Brands like BMW, Aston Martin and Mercedes have partnered with Gran Turismo to feature “vision” cars—driveable concepts that you won’t find anywhere else.


As of December 2016, the Forza game franchise has earned over $1 billion at retail, making it the best-selling racing franchise of this console generation, according to NPD. With over three million players joining online each month during the Forza Racing Championship alone, that’s a whole lot of brand awareness for vehicle partners.

Ford has been a partner with Forza since the original game launched in 2005, and it offers a wide variety of in-game vehicles from, which includes the classic Model T and the 2017 Ford GT.

“The video game is extremely important,” Henry Ford III, global marketing manager for Ford Performance, and great grandson of the legendary Henry Ford told Auto Guide. “We want to make our cars—even our supercars—accessible to everyone, and a great way to do that is through the gaming world.”

Ford even gave Forza developer Turn 10 Studios an advance look at the new Ford GT early in its concept phase, giving them access to schematics and other details in order to make its in-game version as close as possible to the real thing.

Video game and car fandoms collide regularly, and vehicle brands understand the value of marketing to this engaged audience—going so far as to debut the latest model to gamers. Porsche unveiled the 2018 Porsche 911 GT2 RS during Microsoft’s E3 2017 press conference to promote Forza Motorsport 7—marking the first time a vehicle had been debuted at the show.

“This moment is a testament to digital and real world racing merging in an unprecedented way,” wrote Alan Hartman, studio head at Turn 10 Studios. The Porche 911 GTS RS will also appear in Gran Turismo Sport this fall, marking the first time Porche has partnered with the Gran Turismo franchise.

Driving Brand Awareness

Partnering with games can make highly-niche car brands a household name. Pagani teamed up with game developer Eden Games to unveil a $2.5 million car inside Gear.Club, a racing title for mobile devices.
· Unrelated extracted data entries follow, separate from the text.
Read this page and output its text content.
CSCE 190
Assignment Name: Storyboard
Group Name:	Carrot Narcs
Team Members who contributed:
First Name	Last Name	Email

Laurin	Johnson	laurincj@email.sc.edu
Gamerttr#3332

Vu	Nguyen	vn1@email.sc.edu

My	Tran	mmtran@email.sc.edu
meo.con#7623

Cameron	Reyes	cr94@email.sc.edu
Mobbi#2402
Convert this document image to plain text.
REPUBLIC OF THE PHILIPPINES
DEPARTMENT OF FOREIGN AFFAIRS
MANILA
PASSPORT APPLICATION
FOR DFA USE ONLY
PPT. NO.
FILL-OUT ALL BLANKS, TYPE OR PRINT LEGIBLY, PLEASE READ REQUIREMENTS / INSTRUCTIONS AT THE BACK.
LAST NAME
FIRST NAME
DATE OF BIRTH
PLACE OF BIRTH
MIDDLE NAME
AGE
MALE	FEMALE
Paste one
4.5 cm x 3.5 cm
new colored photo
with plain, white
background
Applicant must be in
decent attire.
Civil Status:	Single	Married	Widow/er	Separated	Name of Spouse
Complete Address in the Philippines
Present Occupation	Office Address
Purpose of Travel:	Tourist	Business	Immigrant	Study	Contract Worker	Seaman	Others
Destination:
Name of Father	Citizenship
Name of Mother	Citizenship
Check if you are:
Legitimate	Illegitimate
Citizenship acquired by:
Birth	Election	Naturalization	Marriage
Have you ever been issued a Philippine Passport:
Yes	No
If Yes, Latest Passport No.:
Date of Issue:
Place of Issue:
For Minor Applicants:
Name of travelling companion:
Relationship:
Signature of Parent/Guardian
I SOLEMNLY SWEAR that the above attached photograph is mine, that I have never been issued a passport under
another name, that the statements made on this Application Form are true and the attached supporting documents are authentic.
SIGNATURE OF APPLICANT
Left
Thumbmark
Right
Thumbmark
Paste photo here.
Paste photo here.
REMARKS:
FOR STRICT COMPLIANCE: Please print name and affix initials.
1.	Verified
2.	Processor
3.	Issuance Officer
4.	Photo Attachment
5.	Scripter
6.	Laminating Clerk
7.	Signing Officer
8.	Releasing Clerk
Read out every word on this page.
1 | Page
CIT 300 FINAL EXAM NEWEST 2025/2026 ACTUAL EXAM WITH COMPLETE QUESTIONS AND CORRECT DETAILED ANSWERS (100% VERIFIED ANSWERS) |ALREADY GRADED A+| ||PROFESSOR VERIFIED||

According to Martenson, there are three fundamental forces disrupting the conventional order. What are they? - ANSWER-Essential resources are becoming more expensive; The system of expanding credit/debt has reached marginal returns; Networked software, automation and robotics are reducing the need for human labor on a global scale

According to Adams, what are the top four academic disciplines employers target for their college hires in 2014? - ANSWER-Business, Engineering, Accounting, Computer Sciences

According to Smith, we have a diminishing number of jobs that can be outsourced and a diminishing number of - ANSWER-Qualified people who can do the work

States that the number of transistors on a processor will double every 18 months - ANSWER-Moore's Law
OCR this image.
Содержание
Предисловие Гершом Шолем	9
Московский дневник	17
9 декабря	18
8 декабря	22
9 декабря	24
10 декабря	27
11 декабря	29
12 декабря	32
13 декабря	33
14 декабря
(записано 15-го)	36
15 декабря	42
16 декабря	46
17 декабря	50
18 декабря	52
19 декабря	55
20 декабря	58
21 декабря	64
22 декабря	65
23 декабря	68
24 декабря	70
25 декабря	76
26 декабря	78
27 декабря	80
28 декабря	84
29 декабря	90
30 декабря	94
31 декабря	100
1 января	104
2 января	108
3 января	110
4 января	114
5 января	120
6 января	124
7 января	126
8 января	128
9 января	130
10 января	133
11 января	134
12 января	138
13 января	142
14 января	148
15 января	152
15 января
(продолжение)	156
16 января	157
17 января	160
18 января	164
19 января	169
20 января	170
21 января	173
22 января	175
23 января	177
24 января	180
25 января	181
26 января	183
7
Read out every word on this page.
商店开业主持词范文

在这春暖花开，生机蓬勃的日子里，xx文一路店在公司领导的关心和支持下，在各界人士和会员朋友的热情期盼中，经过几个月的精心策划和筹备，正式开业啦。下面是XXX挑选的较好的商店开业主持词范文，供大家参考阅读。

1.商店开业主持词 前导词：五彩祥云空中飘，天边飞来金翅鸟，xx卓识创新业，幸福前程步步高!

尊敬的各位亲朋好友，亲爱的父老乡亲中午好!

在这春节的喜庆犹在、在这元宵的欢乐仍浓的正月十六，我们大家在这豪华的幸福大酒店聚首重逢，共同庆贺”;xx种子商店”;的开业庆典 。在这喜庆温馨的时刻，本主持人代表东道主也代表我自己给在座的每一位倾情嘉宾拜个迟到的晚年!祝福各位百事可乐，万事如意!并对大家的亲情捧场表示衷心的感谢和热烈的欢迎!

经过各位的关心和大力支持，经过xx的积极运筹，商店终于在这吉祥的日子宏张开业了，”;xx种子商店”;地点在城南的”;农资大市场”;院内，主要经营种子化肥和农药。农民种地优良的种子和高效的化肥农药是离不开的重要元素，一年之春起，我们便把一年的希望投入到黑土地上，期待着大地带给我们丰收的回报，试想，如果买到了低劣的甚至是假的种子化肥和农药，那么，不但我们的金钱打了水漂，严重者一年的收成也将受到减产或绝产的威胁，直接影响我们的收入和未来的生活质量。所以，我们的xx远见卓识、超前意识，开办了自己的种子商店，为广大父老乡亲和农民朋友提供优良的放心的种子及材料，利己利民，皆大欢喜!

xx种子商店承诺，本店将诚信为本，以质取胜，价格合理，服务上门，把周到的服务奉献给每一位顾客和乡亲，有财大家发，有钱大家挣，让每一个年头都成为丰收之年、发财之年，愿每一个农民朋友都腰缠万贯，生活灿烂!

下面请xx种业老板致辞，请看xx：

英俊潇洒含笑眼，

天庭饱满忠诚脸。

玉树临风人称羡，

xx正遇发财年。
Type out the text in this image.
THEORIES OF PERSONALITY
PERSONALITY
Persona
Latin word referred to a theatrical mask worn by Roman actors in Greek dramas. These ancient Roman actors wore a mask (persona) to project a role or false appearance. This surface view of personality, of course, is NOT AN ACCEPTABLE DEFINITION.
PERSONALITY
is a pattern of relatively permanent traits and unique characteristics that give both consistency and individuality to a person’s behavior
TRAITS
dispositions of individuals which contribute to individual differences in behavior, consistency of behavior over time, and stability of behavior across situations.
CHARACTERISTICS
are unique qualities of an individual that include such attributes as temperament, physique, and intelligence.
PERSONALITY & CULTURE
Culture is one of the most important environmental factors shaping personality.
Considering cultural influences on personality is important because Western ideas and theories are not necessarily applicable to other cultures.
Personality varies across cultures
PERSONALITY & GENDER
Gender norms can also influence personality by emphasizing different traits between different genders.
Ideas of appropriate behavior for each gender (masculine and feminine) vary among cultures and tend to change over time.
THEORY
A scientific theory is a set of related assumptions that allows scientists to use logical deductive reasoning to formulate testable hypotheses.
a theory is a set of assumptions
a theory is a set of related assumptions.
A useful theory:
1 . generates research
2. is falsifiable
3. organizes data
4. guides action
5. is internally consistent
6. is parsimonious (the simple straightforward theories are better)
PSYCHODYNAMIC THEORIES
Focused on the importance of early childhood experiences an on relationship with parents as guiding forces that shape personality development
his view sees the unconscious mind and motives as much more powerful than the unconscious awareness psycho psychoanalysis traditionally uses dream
After flying social media influencers to Switzerland, Pagani and Eden Games revealed the Huayra Roadster in both the real world and inside the game for a limited engagement.

McLaren partnered with Logitech G and other brands to enter the esports arena this year with the World’s Fastest Gamer competition series, conceived by IDEAS+CARS.

“Car manufacturers once saw gaming as an income stream that was a profitable sideline to their normal business, but the switch is coming where brands want their cars to be in certain games, and they work closely with publishers to make sure they’re front and center,” Darren Cox, founder of IDEAS+CARS told AListDaily. “I can see the license fee model changing, where certain games will be able to charge the other way around—offering a premium position for car brands. That’s how important gaming is to the car industry.”

Players who “test drive” vehicles in a game develop their favorites, which can lead to real world brand loyalty. Brand consultancy firm Strategic Vision hosted a focus group of males between the ages of 11-16 and found that Fords and Chevrolets were the vehicles they were most interested in. Why? Because those were the cars they drove in video games.

“I think in general, the average gamer certainly embraces a lot of the qualities and spirit we look to incorporate into our vehicles,” Craig Daitch, senior manager of social media and brand communications at Chevrolet told Auto Guide. “The beauty of gaming today is that it spreads across multiple demographics—it ranges from casual experiences to experts to people of all types.”